Just a few hours before being scheduled to board an Air France flight out of Montreal on Wednesday, Jose Bove found out about the reprieve from the Canada Border Services Agency.

“I’ve just had the customs supervisor on the phone and he told me ‘there’s been a bit of a U-turn in your file,’” Bove told reporters after a news conference.

Bove, who was to pay $200 for the document that will allow him to stay for seven days, will actually leave the country this Saturday.

“Maybe I will also thank the prime minister (Justin Trudeau), who seems to have understood it wasn’t a good idea to stop me from coming here,” Bove said jokingly.

Earlier, he told the news conference he wanted Trudeau to tell him why he was being kicked out of Canada.

“I feel like asking Mr. Trudeau: ‘What’s got into you? And why do you, someone who always wants to come across as the most open person on the North American continent, accept such a situation?’ It is pretty incongruous.

“Is it because the French prime minister, Mr. (Manuel) Valls, who supports the (EU-Canada) free-trade agreement, arrives in Ottawa today?
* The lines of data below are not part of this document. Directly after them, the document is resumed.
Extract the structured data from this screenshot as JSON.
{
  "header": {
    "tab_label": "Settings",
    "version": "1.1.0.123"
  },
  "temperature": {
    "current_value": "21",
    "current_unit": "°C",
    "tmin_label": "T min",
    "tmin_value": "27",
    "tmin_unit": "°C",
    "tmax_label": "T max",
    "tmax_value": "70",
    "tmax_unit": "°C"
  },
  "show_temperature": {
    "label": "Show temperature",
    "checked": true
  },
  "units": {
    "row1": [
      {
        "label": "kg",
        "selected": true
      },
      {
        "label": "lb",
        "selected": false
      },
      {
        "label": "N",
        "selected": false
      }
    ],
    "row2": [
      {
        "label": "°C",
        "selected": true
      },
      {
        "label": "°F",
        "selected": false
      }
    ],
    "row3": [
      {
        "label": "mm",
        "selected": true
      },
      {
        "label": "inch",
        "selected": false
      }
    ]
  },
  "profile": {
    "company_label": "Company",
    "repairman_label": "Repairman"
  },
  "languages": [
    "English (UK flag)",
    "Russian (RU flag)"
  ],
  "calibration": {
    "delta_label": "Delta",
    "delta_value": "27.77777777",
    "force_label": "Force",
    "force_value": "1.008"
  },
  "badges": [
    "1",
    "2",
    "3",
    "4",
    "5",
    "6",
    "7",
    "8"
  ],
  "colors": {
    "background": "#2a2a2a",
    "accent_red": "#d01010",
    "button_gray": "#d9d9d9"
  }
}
Is it because you (Trudeau) will be in Europe next week to try to sell the deal?”

Bove was detained for several hours at Pierre Elliott Trudeau International Airport on Tuesday and was allowed to leave the airport on the condition he return Wednesday afternoon.

He says he was told he could not stay in the country because of convictions in France in 2001 and 2002 for incidents in 1999.

One of those incidents targeted a McDonald’s restaurant and the other involved genetically modified organisms.

Bove said he is sure he would have been put on the plane Tuesday night if Air France had another Paris-bound flight.

“If I’m here today (Wednesday)…it’s because there’s only one Air France plane a day going to Paris,” he said. “So thank you Air France for having only one plane.”